7 Notable Shows at the Toronto Fringe Festival

Another festival is about to take over Toronto. 

Starting today, July 2nd, The Toronto Fringe Festival, the city’s largest theatre festival, will be invading venues, bars, and the Honest Ed’s alleyway with more than 155 productions.

We’re talking dance, comedy, and drama – and all for only $12 a show. Most performances clock in around the hour mark (see: lunch break) and take place from noon to midnight every day.

And since we didn’t want you to get overwhelmed with all the theatre (or just accidentally walk onto a stage), we thought we’d put together a list of shows you should definitely check out over the next 12 days. 

Break a leg. 

Punch Up
Punch Up by Fringe Festival favourite Kat Sandler and her Notable indie theatre company Theatre Brouhaha have been presenting sold-out shows at Fringe Festival for the last two years. This year they’re back with a comedy about a man who kidnaps a comedian to help him make ‘the saddest girl in the world’ laugh. This one’s bound not to disappoint. 

Love’s Labour’s Lost
Love’s Labour’s Lost is the latest production from Fringe Festival favourite Shakespeare BASH’d – a company that puts on Shakespeare shows at The Victory Cafe. This is a 19+ show because we all know the bard wanted you to have a few while watching one of his performances. 

Potosi
Potosi is the winner of the “2014 Fringe New Play Contest,”  a prize that gained notoriety when mega-hit Kim’s Convenience won it in 2011 before they were picked up by Soulpepper. Potosi is described as a “darkly funny parable on colonialism, gender, and greed.” Sometimes serious topics make for the best comedy.  

Red Bill
Michael Eisner, a Best Leading Actor nominee at the Gemini Awards, wrote and co-stars in this dark dramaedy about a “loveable degenerate” who spirals himself and two others into a world of drugs, sex, tribal music, and money. Requiem for a Dream meets Trainspotting? Let’s hope we come out of this one alive.

Concrete Kid
Dance and drama: Concrete Kid by Ray Jarvis Ruby is a lesbian coming-of-age tale that mixes together slam poetry, hip-hop, drag and choir in this story about 18-year-old Jamie’s first night out at a gay bar. Ray Jarvis Ruby is described as a “playwright, DJ, and amateur gender theorist,” which is a pretty intriguing combination of descriptors. We suspect this effort will reflect that.

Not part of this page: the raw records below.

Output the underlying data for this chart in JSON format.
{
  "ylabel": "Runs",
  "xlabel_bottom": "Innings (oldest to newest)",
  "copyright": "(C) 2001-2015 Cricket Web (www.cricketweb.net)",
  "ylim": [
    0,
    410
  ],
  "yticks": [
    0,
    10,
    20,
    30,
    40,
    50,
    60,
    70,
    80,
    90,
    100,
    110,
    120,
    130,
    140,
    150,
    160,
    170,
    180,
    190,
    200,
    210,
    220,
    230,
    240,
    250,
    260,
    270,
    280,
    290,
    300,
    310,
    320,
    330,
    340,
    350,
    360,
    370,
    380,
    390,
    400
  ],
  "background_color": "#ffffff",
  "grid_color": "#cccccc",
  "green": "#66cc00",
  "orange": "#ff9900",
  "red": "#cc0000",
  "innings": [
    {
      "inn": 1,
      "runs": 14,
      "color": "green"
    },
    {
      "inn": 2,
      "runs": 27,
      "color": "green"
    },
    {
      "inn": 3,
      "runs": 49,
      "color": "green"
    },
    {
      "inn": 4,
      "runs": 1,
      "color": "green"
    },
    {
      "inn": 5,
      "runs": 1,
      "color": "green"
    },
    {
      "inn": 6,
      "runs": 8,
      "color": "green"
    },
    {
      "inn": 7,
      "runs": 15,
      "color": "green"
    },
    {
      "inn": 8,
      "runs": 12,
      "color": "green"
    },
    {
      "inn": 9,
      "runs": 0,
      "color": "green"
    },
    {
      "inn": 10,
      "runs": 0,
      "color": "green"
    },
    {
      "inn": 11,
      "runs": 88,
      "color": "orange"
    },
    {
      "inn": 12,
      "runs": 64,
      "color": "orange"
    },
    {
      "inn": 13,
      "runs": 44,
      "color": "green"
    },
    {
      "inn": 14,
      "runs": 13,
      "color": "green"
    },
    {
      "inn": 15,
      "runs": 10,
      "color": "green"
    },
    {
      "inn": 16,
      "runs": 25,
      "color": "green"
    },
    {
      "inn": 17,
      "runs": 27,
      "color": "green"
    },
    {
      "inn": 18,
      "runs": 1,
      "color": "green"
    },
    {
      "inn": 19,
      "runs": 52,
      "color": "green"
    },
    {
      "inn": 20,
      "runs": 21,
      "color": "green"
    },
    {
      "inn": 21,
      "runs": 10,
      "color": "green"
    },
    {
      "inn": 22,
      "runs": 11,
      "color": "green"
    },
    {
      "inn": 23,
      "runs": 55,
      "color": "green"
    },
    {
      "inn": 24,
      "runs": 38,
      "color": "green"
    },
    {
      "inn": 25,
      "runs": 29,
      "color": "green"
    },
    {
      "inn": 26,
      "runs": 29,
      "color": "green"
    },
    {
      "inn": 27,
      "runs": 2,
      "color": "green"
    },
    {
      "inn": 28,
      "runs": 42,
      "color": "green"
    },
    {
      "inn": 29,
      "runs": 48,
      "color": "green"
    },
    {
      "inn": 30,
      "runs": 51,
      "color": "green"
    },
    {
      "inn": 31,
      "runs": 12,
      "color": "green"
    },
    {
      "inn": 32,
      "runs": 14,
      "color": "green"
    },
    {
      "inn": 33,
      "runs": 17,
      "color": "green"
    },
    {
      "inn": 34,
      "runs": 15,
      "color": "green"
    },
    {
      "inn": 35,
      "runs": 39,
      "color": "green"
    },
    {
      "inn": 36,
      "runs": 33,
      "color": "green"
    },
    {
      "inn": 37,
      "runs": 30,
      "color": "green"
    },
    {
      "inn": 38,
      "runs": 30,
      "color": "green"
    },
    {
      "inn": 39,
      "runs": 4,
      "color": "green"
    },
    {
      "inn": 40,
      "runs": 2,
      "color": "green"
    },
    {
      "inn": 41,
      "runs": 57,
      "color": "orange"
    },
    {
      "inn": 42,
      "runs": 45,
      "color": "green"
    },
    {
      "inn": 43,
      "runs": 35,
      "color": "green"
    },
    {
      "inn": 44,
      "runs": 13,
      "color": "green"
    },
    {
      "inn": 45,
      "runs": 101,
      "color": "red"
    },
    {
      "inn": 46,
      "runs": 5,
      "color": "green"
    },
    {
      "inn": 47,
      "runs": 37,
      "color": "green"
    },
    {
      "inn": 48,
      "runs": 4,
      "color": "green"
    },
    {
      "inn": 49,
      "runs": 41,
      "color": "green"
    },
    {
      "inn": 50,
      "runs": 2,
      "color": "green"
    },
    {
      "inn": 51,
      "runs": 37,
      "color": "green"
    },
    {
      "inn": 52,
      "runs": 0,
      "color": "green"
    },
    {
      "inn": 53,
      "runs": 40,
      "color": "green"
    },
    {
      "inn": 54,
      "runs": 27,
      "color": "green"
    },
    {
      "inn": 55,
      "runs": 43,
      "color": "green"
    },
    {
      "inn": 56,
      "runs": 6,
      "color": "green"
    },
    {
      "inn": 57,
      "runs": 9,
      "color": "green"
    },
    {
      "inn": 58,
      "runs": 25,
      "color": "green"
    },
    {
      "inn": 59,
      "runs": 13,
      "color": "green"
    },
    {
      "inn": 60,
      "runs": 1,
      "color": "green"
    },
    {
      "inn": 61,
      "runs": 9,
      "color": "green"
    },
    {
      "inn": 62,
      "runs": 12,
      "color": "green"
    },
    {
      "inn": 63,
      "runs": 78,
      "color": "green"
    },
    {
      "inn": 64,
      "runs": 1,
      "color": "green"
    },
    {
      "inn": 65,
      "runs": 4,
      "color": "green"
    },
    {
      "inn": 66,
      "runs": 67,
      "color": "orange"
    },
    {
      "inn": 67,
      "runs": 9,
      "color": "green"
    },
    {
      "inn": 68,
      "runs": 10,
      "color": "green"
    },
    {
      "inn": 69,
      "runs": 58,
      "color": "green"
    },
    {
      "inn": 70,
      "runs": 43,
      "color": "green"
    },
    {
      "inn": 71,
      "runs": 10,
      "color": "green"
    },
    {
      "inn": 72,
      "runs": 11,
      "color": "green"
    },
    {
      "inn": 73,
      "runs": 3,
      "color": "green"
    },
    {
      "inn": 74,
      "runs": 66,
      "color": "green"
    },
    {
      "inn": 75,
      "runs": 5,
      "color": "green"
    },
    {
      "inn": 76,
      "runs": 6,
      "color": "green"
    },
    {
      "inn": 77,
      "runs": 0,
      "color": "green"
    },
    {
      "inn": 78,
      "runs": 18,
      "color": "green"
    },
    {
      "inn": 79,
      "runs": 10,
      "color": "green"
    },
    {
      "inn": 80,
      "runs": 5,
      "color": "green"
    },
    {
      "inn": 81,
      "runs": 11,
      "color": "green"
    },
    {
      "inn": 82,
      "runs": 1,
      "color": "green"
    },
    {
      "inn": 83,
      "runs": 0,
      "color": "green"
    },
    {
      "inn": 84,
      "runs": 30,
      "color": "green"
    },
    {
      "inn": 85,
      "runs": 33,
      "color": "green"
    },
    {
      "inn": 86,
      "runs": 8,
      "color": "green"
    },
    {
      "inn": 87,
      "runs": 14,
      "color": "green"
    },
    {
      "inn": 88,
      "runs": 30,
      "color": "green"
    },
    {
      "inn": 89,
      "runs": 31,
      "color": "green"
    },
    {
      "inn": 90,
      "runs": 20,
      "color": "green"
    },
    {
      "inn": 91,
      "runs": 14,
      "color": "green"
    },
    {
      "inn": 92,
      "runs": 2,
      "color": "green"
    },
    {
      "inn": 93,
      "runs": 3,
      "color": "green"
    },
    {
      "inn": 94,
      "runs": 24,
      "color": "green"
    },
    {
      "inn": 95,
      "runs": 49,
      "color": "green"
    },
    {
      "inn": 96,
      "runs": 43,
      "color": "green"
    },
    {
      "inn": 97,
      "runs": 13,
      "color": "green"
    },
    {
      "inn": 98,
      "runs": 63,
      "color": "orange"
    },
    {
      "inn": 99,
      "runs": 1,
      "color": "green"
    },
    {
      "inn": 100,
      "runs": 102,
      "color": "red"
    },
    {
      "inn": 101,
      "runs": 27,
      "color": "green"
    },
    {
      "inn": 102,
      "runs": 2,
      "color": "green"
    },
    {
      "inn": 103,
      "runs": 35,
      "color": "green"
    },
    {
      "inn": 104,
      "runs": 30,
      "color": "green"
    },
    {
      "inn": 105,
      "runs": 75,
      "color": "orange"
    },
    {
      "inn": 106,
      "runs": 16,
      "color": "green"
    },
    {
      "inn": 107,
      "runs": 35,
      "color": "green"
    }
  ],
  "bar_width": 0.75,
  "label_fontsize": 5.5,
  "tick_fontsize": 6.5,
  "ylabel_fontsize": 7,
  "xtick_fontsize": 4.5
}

Confessions of a Redheaded Coffeeshop Girl
Rebecca Perry has been touring her solo comedy show about an anthropology graduate turned coffeeshop girl all across North America. Perry’s character, Joanie Little, is in debt and gets a job as a barista. To make the most of her time at the coffeeshop, and to practice her anthro skills, Joanie spends her time pretending to be Jane Goodall, studying and reporting on the humans she interacts with every day. Let’s just hope she doesn’t break the fourth wall and start to judge audience members.

Peter n’ Chris and the Kinda OK Corral
Peter n’ Chris have been nominated three times for a Canadian Comedy Award, they’re two-time winners of the Just For Laughs Best Comedy award at the Montreal Fringe, and they’ve also won two “Audience Choice” awards at Toronto Sketchfest. This should be sketch comedy at its best.